Our society’s values regarding love and marriage make sense to me.
We are allowed to have as much sex before marriage as we want without guilt. If our spouse cheats on us, we have the option to forgive and move on or to get divorced.
It’s not a perfect system, but it is sane and civilized. Certainly compared to topsy-turvy society presented in “Divorce, Italian Style.”
“Divorce, Italian Style” is a brutal takedown of Sicilian culture. And a consistently outrageous comedy.
The film tells the absurd tale of Don Fernandino (Fefe). Fefe is a minor nobleman in a small Sicilian city. He’s the picture of a young European aristocrat: classy, sophisticated, and debonair.
Fefe has only one little problem: he is sick of his wife Rosalia. And he’s infatuated with his hot teenage cousin Angela.
So what is he to do? Divorce is completely illegal. And adultery is unforgivable. That leaves Don Fefe with only one viable option: killing his wife.

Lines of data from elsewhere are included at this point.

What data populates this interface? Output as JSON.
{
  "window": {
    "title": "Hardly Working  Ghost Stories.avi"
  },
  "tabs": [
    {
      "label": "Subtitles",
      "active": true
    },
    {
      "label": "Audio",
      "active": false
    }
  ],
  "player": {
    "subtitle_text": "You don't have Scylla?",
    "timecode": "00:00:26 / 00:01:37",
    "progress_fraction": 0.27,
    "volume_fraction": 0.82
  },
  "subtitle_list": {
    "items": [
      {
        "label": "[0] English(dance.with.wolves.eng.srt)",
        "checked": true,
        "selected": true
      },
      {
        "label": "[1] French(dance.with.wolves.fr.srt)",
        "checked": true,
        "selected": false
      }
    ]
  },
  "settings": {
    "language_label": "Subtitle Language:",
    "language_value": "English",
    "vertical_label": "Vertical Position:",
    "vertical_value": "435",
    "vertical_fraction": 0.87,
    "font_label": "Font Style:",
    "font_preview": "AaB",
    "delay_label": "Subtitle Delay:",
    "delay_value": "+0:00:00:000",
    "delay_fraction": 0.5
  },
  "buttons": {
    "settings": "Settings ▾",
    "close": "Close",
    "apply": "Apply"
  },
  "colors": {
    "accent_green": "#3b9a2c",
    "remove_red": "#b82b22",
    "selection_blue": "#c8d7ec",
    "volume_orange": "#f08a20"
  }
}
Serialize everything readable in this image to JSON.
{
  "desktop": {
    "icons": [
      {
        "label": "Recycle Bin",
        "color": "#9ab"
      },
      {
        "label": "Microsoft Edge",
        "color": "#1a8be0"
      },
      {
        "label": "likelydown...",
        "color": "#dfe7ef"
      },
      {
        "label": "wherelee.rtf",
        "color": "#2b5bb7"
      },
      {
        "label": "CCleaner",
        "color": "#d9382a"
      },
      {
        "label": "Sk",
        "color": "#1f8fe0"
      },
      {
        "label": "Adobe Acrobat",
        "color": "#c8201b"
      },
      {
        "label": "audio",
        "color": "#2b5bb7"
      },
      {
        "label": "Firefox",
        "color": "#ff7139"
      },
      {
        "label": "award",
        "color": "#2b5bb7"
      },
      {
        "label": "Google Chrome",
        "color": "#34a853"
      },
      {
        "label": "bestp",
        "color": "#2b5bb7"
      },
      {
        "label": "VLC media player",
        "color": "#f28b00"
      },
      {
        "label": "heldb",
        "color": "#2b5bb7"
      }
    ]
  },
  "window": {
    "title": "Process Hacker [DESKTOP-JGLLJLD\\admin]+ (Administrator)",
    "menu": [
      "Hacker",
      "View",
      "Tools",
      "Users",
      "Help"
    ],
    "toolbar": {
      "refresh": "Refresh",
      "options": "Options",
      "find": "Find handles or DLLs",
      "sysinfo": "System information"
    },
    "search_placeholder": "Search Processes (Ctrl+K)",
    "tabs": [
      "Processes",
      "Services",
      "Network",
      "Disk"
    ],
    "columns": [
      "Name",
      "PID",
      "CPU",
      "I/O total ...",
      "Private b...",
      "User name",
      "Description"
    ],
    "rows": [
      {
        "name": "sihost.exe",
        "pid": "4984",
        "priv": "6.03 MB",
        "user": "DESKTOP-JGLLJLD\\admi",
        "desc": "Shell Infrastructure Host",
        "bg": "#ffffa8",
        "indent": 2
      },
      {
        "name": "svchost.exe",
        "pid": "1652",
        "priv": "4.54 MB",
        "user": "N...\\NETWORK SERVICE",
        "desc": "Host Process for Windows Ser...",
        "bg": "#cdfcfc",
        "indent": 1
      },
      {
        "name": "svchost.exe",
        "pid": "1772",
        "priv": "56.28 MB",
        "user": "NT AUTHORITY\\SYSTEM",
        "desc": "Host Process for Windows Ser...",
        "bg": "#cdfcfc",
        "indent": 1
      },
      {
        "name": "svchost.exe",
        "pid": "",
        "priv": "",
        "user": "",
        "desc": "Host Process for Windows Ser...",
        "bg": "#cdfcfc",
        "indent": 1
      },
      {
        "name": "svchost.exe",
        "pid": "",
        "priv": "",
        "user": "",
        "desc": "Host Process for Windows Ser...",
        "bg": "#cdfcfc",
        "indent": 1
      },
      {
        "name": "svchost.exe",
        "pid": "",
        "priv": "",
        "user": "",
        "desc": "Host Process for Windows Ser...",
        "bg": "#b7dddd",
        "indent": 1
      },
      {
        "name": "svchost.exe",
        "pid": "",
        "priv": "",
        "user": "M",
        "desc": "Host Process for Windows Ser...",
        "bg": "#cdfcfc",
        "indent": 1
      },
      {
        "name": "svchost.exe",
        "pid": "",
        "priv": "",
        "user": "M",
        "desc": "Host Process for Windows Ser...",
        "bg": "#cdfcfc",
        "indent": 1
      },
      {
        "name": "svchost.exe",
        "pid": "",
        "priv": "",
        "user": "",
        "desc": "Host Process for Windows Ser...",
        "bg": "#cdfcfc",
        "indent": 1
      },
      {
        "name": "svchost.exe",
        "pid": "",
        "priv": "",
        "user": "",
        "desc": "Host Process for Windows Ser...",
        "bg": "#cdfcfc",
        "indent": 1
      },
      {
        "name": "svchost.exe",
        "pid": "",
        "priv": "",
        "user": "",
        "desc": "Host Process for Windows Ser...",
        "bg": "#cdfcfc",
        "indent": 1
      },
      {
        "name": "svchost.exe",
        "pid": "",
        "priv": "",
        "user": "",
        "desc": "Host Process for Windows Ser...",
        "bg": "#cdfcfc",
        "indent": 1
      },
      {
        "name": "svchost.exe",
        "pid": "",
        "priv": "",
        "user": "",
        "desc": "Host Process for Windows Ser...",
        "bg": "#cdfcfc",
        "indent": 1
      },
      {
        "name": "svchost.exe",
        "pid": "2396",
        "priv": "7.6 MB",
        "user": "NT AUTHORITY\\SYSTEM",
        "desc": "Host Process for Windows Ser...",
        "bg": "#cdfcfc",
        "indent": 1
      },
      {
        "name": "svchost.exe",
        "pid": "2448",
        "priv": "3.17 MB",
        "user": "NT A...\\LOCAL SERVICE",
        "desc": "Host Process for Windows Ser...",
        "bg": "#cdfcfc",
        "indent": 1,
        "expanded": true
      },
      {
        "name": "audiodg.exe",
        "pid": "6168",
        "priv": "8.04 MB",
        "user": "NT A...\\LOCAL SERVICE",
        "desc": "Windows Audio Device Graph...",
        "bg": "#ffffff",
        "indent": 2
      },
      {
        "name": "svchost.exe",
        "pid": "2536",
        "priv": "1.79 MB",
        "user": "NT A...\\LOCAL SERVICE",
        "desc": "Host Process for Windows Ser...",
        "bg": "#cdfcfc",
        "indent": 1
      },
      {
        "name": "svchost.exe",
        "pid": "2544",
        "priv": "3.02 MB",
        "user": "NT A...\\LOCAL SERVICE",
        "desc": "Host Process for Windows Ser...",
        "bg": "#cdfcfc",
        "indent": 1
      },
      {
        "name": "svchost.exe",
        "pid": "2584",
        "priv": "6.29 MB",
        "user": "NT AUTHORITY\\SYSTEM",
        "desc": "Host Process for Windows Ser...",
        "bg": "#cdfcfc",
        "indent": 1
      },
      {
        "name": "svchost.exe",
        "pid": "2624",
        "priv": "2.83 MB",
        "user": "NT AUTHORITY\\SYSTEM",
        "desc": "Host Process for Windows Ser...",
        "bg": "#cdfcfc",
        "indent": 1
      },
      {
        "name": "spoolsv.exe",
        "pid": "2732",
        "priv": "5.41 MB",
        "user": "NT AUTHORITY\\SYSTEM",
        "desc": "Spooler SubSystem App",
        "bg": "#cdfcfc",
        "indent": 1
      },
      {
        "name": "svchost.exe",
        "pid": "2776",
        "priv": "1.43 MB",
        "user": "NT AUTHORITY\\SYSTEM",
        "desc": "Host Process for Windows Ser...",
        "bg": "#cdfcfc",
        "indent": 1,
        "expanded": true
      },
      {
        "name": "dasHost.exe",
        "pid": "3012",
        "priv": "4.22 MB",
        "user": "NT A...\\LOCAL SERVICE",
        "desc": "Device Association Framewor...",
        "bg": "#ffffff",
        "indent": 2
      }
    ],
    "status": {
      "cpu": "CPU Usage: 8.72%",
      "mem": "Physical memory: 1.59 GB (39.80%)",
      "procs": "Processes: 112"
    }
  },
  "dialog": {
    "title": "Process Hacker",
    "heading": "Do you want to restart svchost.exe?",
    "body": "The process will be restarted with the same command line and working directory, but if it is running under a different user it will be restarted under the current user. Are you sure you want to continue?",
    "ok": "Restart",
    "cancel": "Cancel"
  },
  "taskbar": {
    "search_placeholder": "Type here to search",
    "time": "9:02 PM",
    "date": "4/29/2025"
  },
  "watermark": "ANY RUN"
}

But he’s got to be smart about it. There is still some stigma against committing cold blooded murder in order to marry a 16-year-old.
It is completely acceptable in Sicily, however, to kill in the heat of righteous passion or to protect your honor. So Fefe painstakingly works to set Rosalia up with an artist who has had a crush on her since high school.
The plan works to perfection. Rosalia shacks up with the artist. Now Fefe can just sit back and wait. He knows what is going to happen next.
Don Fefe has done the most contemptible and notorious thing that a man can do: he has become a cuckhold. *gasp*.
Fefe holes up in his room, pretending to sulk. Meanwhile, the entire city turns against him and his family. Fefe’s sister’s fiancé calls off the wedding. He can’t marry into a family that harbors a cuckhold!
See what he did? Clever Don Fefe created a scenario where he’s a hated outcaste if he DOESN’T kill his wife.
Fefe is a deeply terrible human being. And yet it’s pretty fun to watch him play all the nitwits in his town like fiddles.
Writer/director Pietro Germi makes Sicilian culture look ridiculous and hypocritical.
The purpose of a legal system is to help curb the bad behavior of the people. Germi shows us that the main vices of Sicilians are violence and addiction to drama. Unfortunately, their legal code actually codifies drama and justifies violence.
This isn’t a gentle satire of Sicily; it is a brutal takedown. Germi presents Sicilians as barbarians who are voluntarily stuck in a Groundhog Day of lust, misguided passion, and murder.
“Divorce, Italian Style” is too funny to miss and too brilliant to ignore. I have no evidence to support this, but I predict that this film made Sicilians less supportive of hereditary aristocracy and honor killings. And more open to the virtues of legal divorce.